There are many ways the word “wait” is used in the English language. I could be “waiting” for a bus, as in expecting something to happen soon that I know will eventually happen. I could be “waiting” for the day I pay off my student loans, as in looking forward to something spectacular. I could be “waiting” for my friend to arrive off the plane at an airport, as in being in a state of readiness for something to occur.

As a couple who lost our first child in a miscarriage, had our second child through domestic infant adoption, and had our third child through conception and birth, we have learned to use the word “wait” sparingly.
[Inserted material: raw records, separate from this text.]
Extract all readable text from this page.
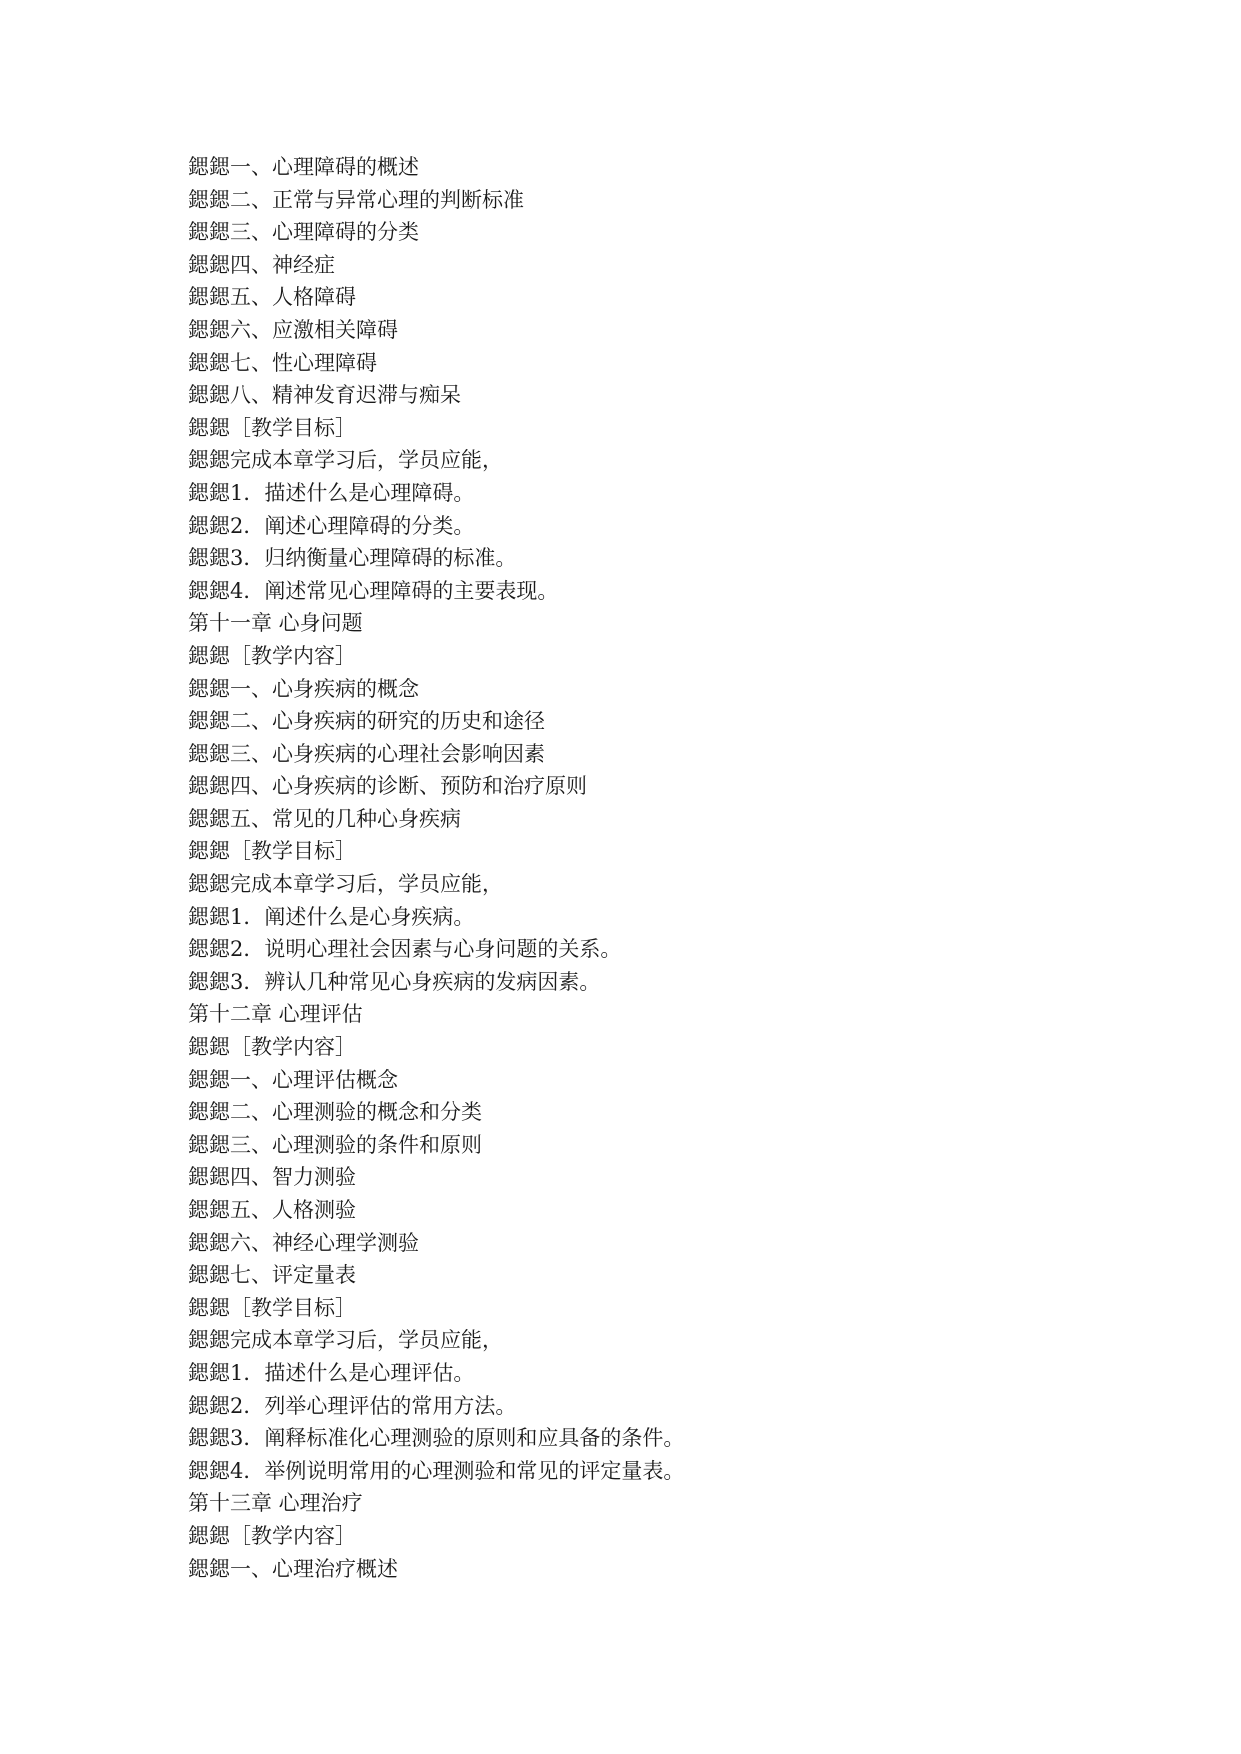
鍶鍶一、心理障碍的概述
鍶鍶二、正常与异常心理的判断标准
鍶鍶三、心理障碍的分类
鍶鍶四、神经症
鍶鍶五、人格障碍
鍶鍶六、应激相关障碍
鍶鍶七、性心理障碍
鍶鍶八、精神发育迟滞与痴呆
鍶鍶［教学目标］
鍶鍶完成本章学习后，学员应能，
鍶鍶1．描述什么是心理障碍。
鍶鍶2．阐述心理障碍的分类。
鍶鍶3．归纳衡量心理障碍的标准。
鍶鍶4．阐述常见心理障碍的主要表现。
第十一章 心身问题
鍶鍶［教学内容］
鍶鍶一、心身疾病的概念
鍶鍶二、心身疾病的研究的历史和途径
鍶鍶三、心身疾病的心理社会影响因素
鍶鍶四、心身疾病的诊断、预防和治疗原则
鍶鍶五、常见的几种心身疾病
鍶鍶［教学目标］
鍶鍶完成本章学习后，学员应能，
鍶鍶1．阐述什么是心身疾病。
鍶鍶2．说明心理社会因素与心身问题的关系。
鍶鍶3．辨认几种常见心身疾病的发病因素。
第十二章 心理评估
鍶鍶［教学内容］
鍶鍶一、心理评估概念
鍶鍶二、心理测验的概念和分类
鍶鍶三、心理测验的条件和原则
鍶鍶四、智力测验
鍶鍶五、人格测验
鍶鍶六、神经心理学测验
鍶鍶七、评定量表
鍶鍶［教学目标］
鍶鍶完成本章学习后，学员应能，
鍶鍶1．描述什么是心理评估。
鍶鍶2．列举心理评估的常用方法。
鍶鍶3．阐释标准化心理测验的原则和应具备的条件。
鍶鍶4．举例说明常用的心理测验和常见的评定量表。
第十三章 心理治疗
鍶鍶［教学内容］
鍶鍶一、心理治疗概述
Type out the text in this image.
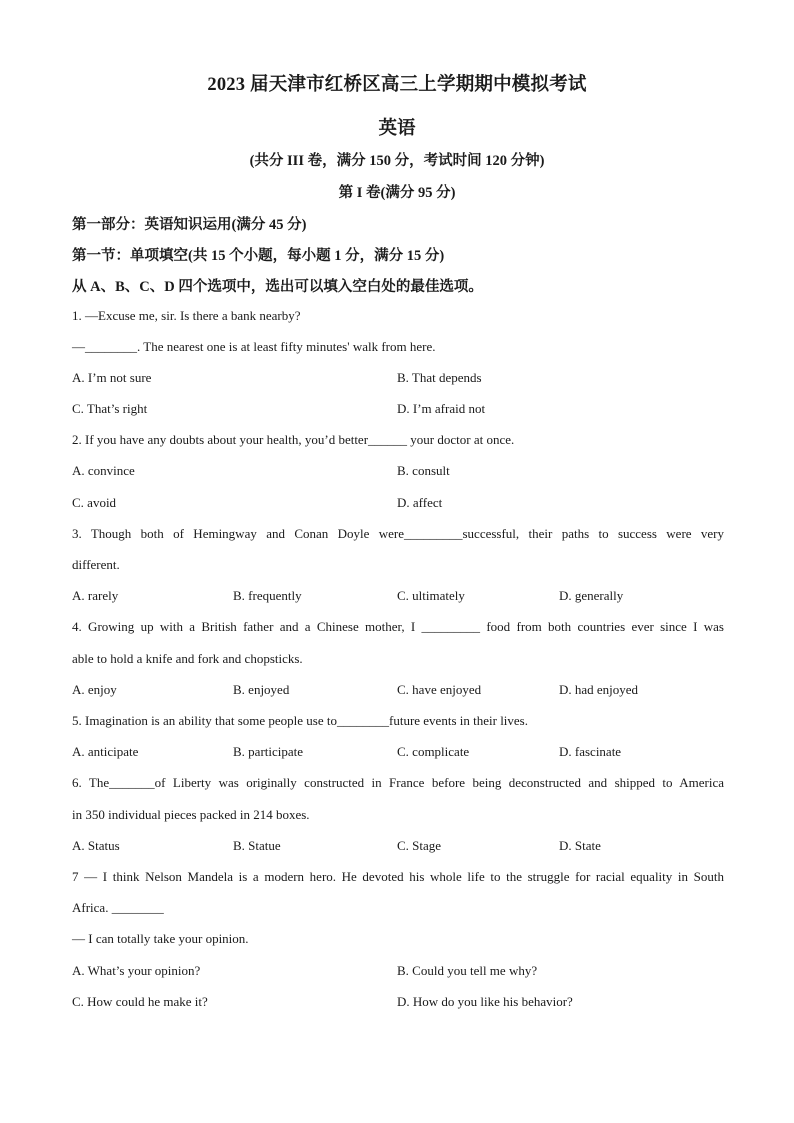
2023 届天津市红桥区高三上学期期中模拟考试
英语
(共分 III 卷，满分 150 分，考试时间 120 分钟)
第 I 卷(满分 95 分)
第一部分：英语知识运用(满分 45 分)
第一节：单项填空(共 15 个小题，每小题 1 分，满分 15 分)
从 A、B、C、D 四个选项中，选出可以填入空白处的最佳选项。
1. —Excuse me, sir. Is there a bank nearby?
—________. The nearest one is at least fifty minutes' walk from here.
A. I’m not sure	B. That depends
C. That’s right	D. I’m afraid not
2. If you have any doubts about your health, you’d better______ your doctor at once.
A. convince	B. consult
C. avoid	D. affect
3. Though both of Hemingway and Conan Doyle were_________successful, their paths to success were very
different.
A. rarely	B. frequently	C. ultimately	D. generally
4. Growing up with a British father and a Chinese mother, I _________ food from both countries ever since I was
able to hold a knife and fork and chopsticks.
A. enjoy	B. enjoyed	C. have enjoyed	D. had enjoyed
5. Imagination is an ability that some people use to________future events in their lives.
A. anticipate	B. participate	C. complicate	D. fascinate
6. The_______of Liberty was originally constructed in France before being deconstructed and shipped to America
in 350 individual pieces packed in 214 boxes.
A. Status	B. Statue	C. Stage	D. State
7 — I think Nelson Mandela is a modern hero. He devoted his whole life to the struggle for racial equality in South
Africa. ________
— I can totally take your opinion.
A. What’s your opinion?	B. Could you tell me why?
C. How could he make it?	D. How do you like his behavior?
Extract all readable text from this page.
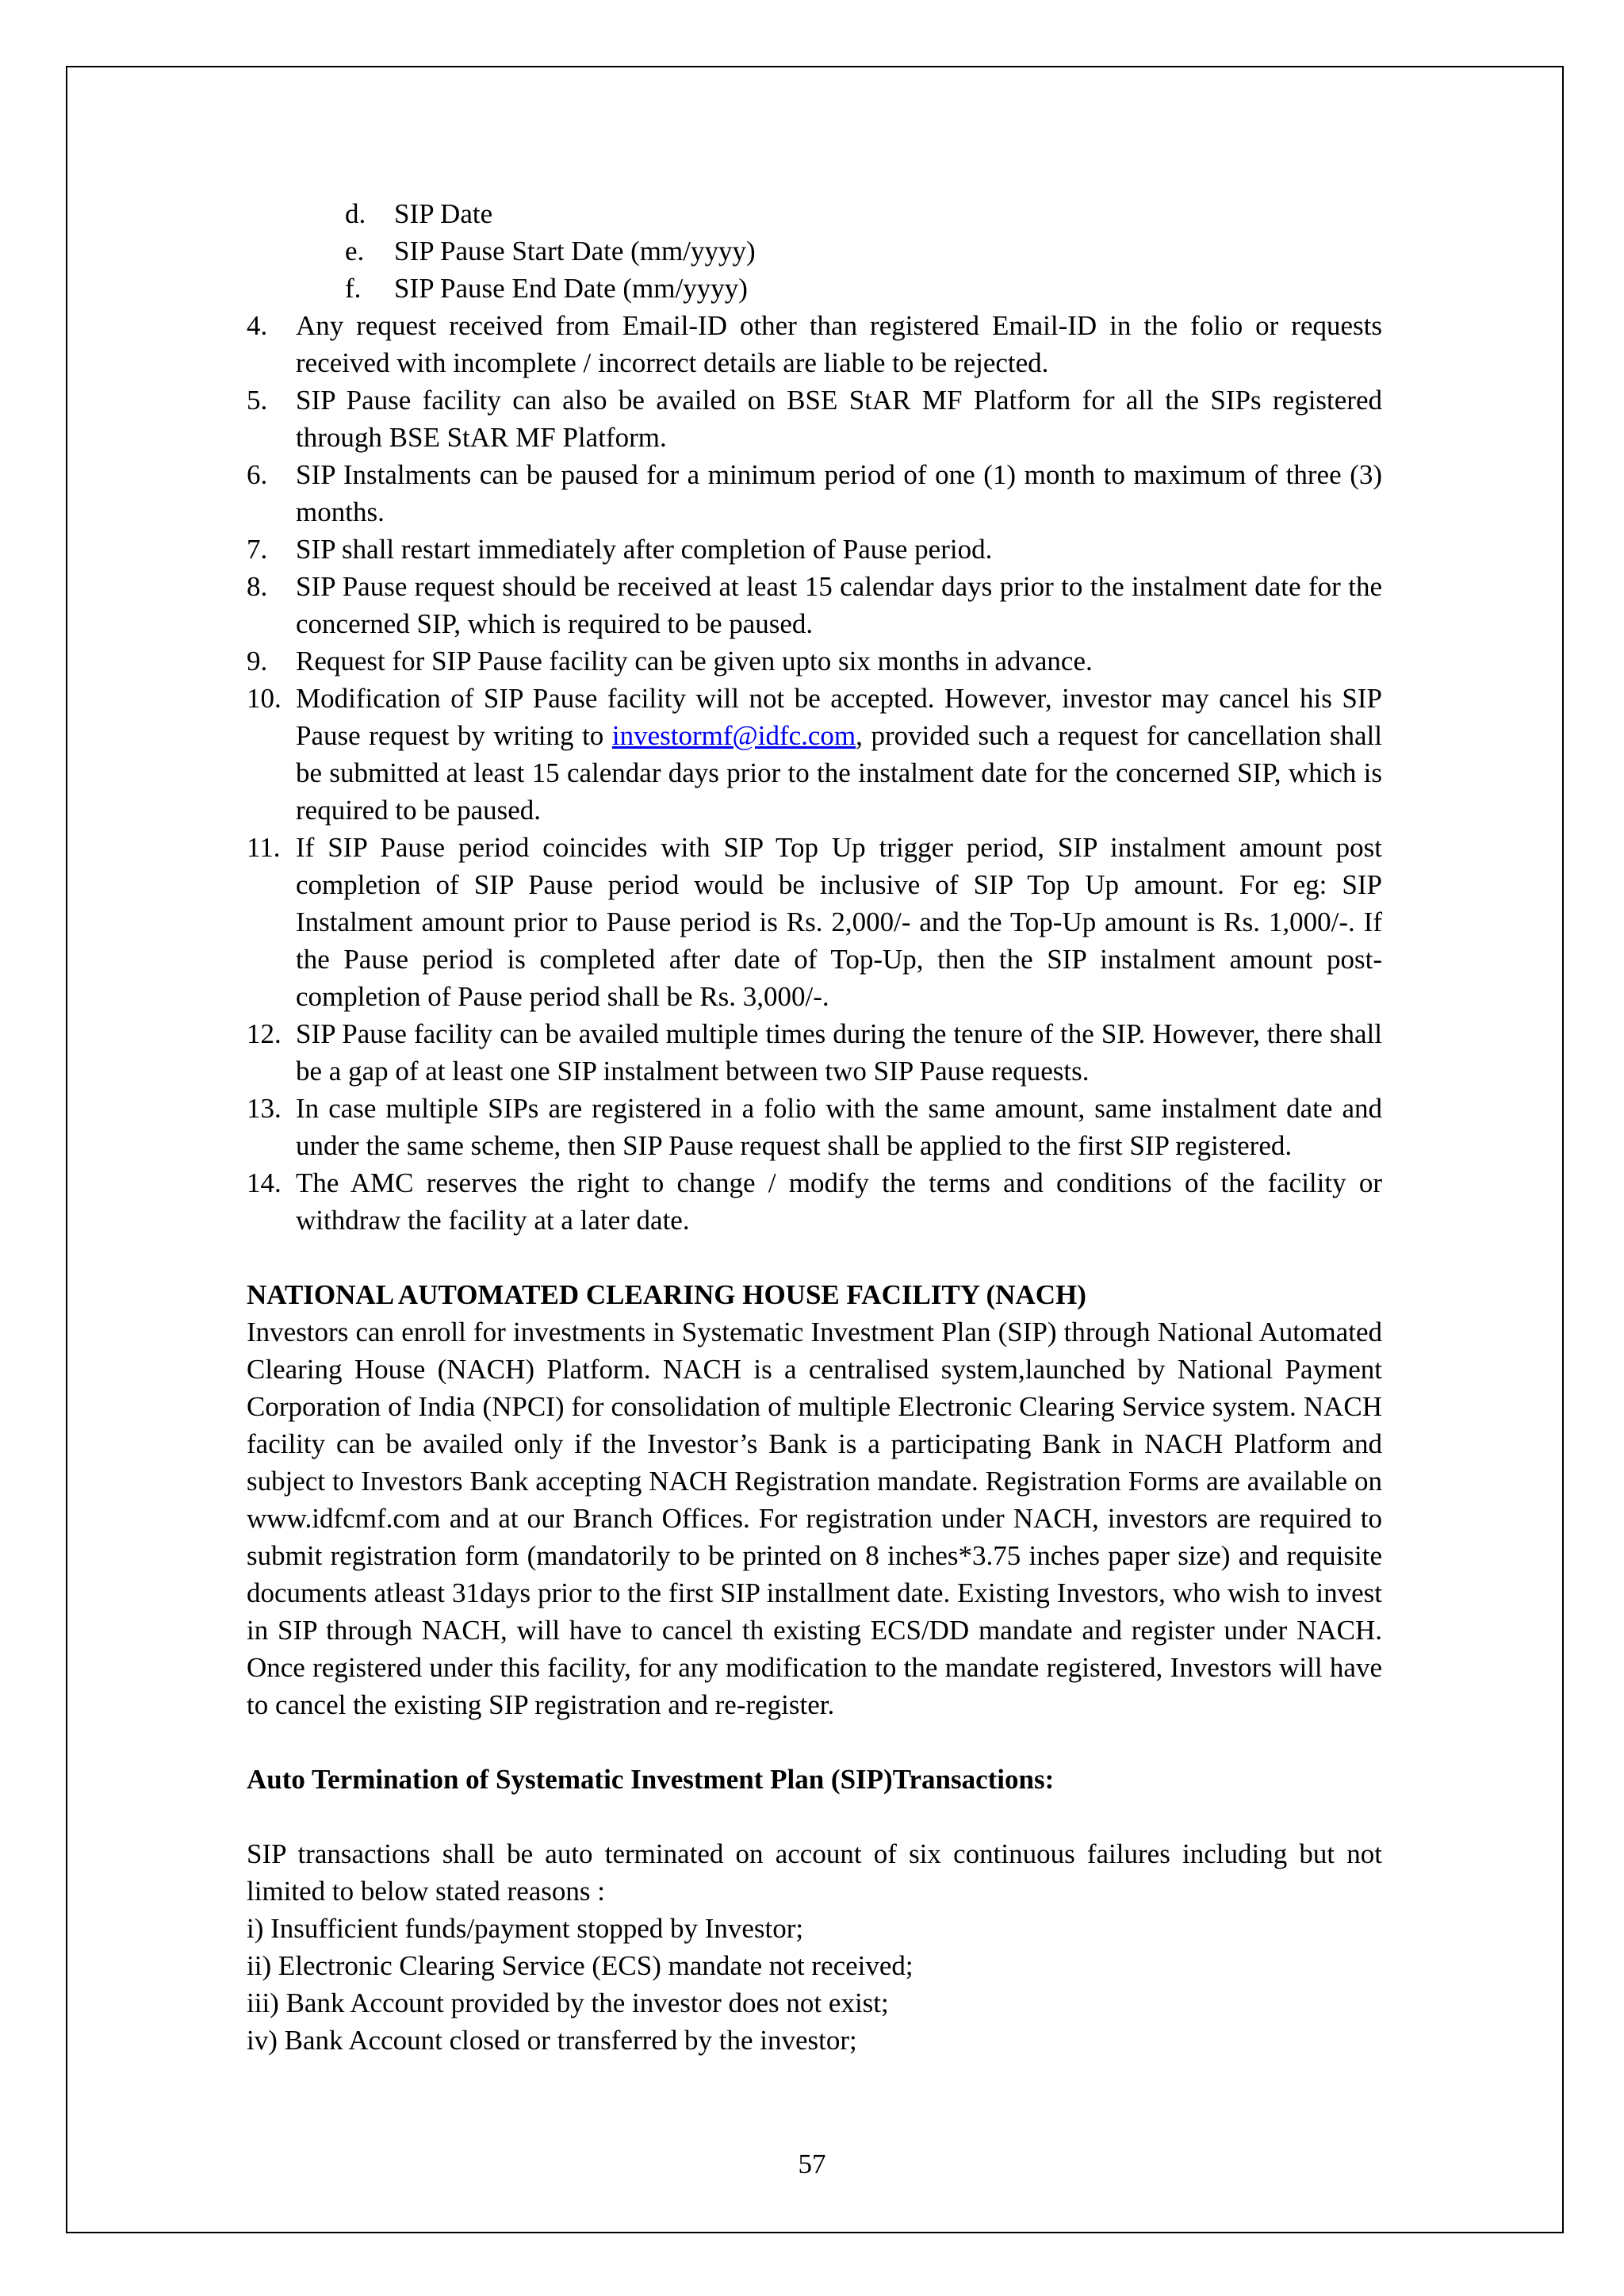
d. SIP Date
e. SIP Pause Start Date (mm/yyyy)
f. SIP Pause End Date (mm/yyyy)
4. Any request received from Email-ID other than registered Email-ID in the folio or requests received with incomplete / incorrect details are liable to be rejected.
5. SIP Pause facility can also be availed on BSE StAR MF Platform for all the SIPs registered through BSE StAR MF Platform.
6. SIP Instalments can be paused for a minimum period of one (1) month to maximum of three (3) months.
7. SIP shall restart immediately after completion of Pause period.
8. SIP Pause request should be received at least 15 calendar days prior to the instalment date for the concerned SIP, which is required to be paused.
9. Request for SIP Pause facility can be given upto six months in advance.
10. Modification of SIP Pause facility will not be accepted. However, investor may cancel his SIP Pause request by writing to investormf@idfc.com, provided such a request for cancellation shall be submitted at least 15 calendar days prior to the instalment date for the concerned SIP, which is required to be paused.
11. If SIP Pause period coincides with SIP Top Up trigger period, SIP instalment amount post completion of SIP Pause period would be inclusive of SIP Top Up amount. For eg: SIP Instalment amount prior to Pause period is Rs. 2,000/- and the Top-Up amount is Rs. 1,000/-. If the Pause period is completed after date of Top-Up, then the SIP instalment amount post-completion of Pause period shall be Rs. 3,000/-.
12. SIP Pause facility can be availed multiple times during the tenure of the SIP. However, there shall be a gap of at least one SIP instalment between two SIP Pause requests.
13. In case multiple SIPs are registered in a folio with the same amount, same instalment date and under the same scheme, then SIP Pause request shall be applied to the first SIP registered.
14. The AMC reserves the right to change / modify the terms and conditions of the facility or withdraw the facility at a later date.
NATIONAL AUTOMATED CLEARING HOUSE FACILITY (NACH)

Investors can enroll for investments in Systematic Investment Plan (SIP) through National Automated Clearing House (NACH) Platform. NACH is a centralised system,launched by National Payment Corporation of India (NPCI) for consolidation of multiple Electronic Clearing Service system. NACH facility can be availed only if the Investor’s Bank is a participating Bank in NACH Platform and subject to Investors Bank accepting NACH Registration mandate. Registration Forms are available on www.idfcmf.com and at our Branch Offices. For registration under NACH, investors are required to submit registration form (mandatorily to be printed on 8 inches*3.75 inches paper size) and requisite documents atleast 31days prior to the first SIP installment date. Existing Investors, who wish to invest in SIP through NACH, will have to cancel th existing ECS/DD mandate and register under NACH. Once registered under this facility, for any modification to the mandate registered, Investors will have to cancel the existing SIP registration and re-register.

Auto Termination of Systematic Investment Plan (SIP)Transactions:

SIP transactions shall be auto terminated on account of six continuous failures including but not limited to below stated reasons :

i) Insufficient funds/payment stopped by Investor;
ii) Electronic Clearing Service (ECS) mandate not received;
iii) Bank Account provided by the investor does not exist;
iv) Bank Account closed or transferred by the investor;
57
It can have a glaringly awful connotation to those going through any of these life events.

“Just wait, it will happen for you eventually!” – A comment said by many (who mean well) to those who are barren or have lost a child to miscarriage (when in fact, it may very well not happen).

“Now that your documents are completed, we just wait for the courts to approve this.” – A sentence every adoptive parent trembles at in anticipation of having an adoption finalized.

“We need to wait for the next ultrasound results before we can make any recommendations.” – A scary statement for any couple “waiting” for a child through pregnancy.

The fact of the matter is – sometimes waiting is excruciating.

In Advent, we wait for our Lord. “Wait,” as in expecting something to happen soon that I know will eventually happen…as in looking forward to something spectacular… as in being in a state of readiness for something to occur.  Oh great, again, we wait. But why does the wait of Advent have such a different connotation than the waiting associated with miscarriage, barrenness, adoption, and birth? That is simple.

First, there are no questions about what WILL happen. I don’t have to wonder what is coming at the end of this wait. I know that my Lord – the baby born in a manger, the God man who died on a cross for me, the creator of heaven and earth, the God who gave me all three of my wonderful children (one being a child I am waiting to meet someday) – I know that my Lord IS coming. The assurance of what WILL happen is a gift from our Lord.

Secondly (and the best part about this type of waiting), my Lord already comes to me through Word and Sacrament. I don’t have to endure this wait without Him. His faith is brought to me by hearing His Word. His true body and blood are present for me in Communion. Kneeling at His table, I have a piece of the heaven I have been waiting for all this time. The Christ Child we speak of during Advent provides comfort, forgiveness, and eternal life through His death and resurrection. These gifts are enough to sustain me through all the waits I have in this life.

To make the moment at the Communion rail even sweeter, I also know that my child who endured an earthly death is there with the angels, the archangels, all the company of heaven, and me.  We are joined in perfect communion with all the saints.

The fact of the matter is – sometimes waiting is heavenly.